The "setup tax" on AWS H100s is killing iterative research

3 pointsby miyamotomusashia month ago2 comments

a month ago
undefined
aikittya month ago
Really interesting point about the setup tax. I hadn’t thought about how much the ephemeral nature of cloud instances kills you on iterative workflows.
Have you looked at gpu marketplaces like io.net that offer much cheaper instances than AWS. You get both benefits: no setup tax between runs and lower costs. The trade off is you may be paying during idle time between experiments. But if you’re iterating frequently the math should still work out heavily in your favor.
Curious if you’ve modelled that vs your distributed swarm approach. It might be an easier path to cost and time savings without having to architect the distributed setup yourself.
- miyamotomusashia month ago
  This is a great point. I've benchmarked io.net and vast.ai extensively. You are right that they solve the setup tax (persistent instances) and the cost (cheaper hourly). But they hit a different hard limit: The VRAM Wall.

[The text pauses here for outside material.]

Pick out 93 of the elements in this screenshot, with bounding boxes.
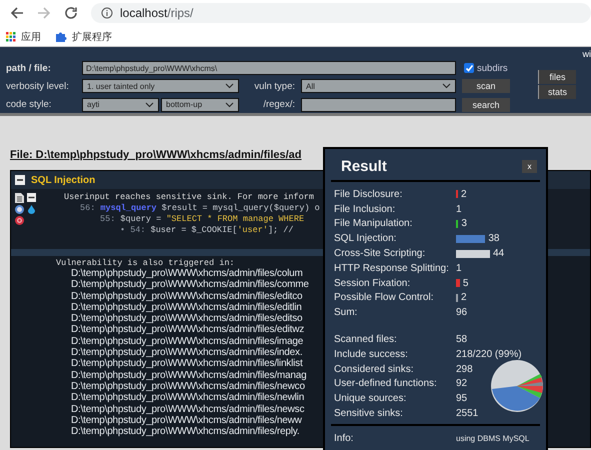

  The Problem: To run a 70B model, you need around 140GB of VRAM.
  On io.net/Vast: You can't find a single cheap consumer card with that memory (RTX 4090s cap at 24GB ). You are forced to rent expensive enterprise chips (A100s) or manually orchestrate a multi-node cluster yourself, which brings the DevOps headache.
  On the Swarm: We handle that multi-node orchestration automatically. We stitch together 6x cheap 4090s to create one "Virtual GPU" with enough VRAM.
  So if your model fits on one card, io.net wins. If it doesn't (like 70B+ models), that's where the swarm architecture becomes necessary.